Верстку стихотворений срочно пришли в Одессу – пусть просмотрит Соня. Здесь о донецких корректорах и верстальщиках мнение невысокое. И это оправданно.
И еще: зачем ты в своем предисловии пишешь, что я дура? И притом – хитрая дура, которая себя пиарит. Если ты действительно так обо мне думаешь, то зачем книжку издавать? Издай Медовникова – он умный.
Словом, вот это вот «такой поэзии ум не нужен» и до конца абзаца меня просто возмущает. Если ты на нем будешь настаивать, то тогда факсимиле мое будет такое:
«АК в своем темном и расплывчатом предисловии высказал одну ясную мысль:
«Стихи издаваемой мною Н. Хаткиной – всем понятны, реалистичны и поэтому глупы. Но это только в стихах Хаткина – дура дурой, а в жизни она вечно всех распихивает и лезет туда, где другие выглядели бы куда более уместно. Читатель! Не верь ему! Он сам дурак!»

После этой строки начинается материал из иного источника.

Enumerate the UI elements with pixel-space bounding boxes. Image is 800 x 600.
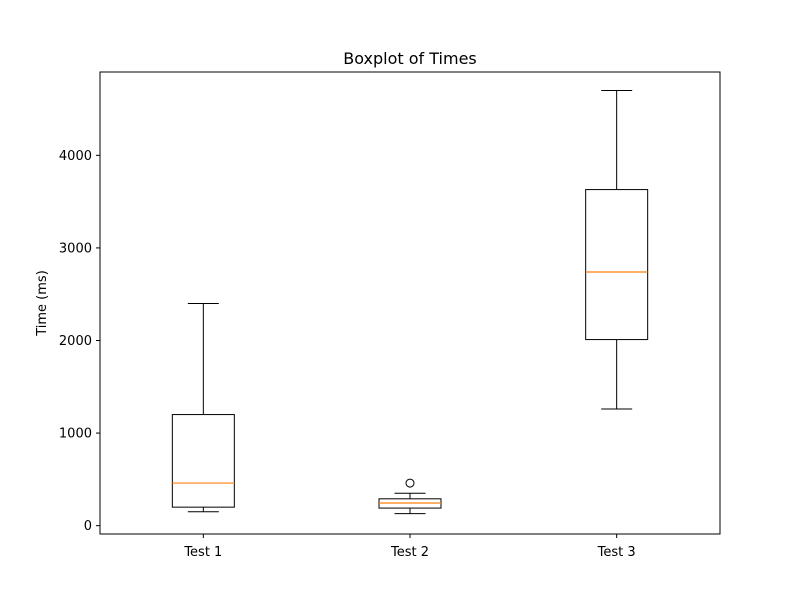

В некоторых интернет-изданиях значится, что Хаткина – заместитель главного редактора «Дикого поля». Это неправда. Это невозможно. Мы можем быть сколь угодно близко, но – рядом, а не вместе. Возможно, мы плывем по одной реке и в одном направлении, но – в разных лодках.
Предполагаю, что причина сближений и отталкиваний – астрологическая. Открою: я всегда был старше Хаткиной – на целых два дня. Типа брат. Но быть старшим братом такой сестры – представляете? Так что не надо удивляться.
В год нашего юбилея я решил приоткрыть свой архив. Надеюсь, Наталья Викторовна меня простит.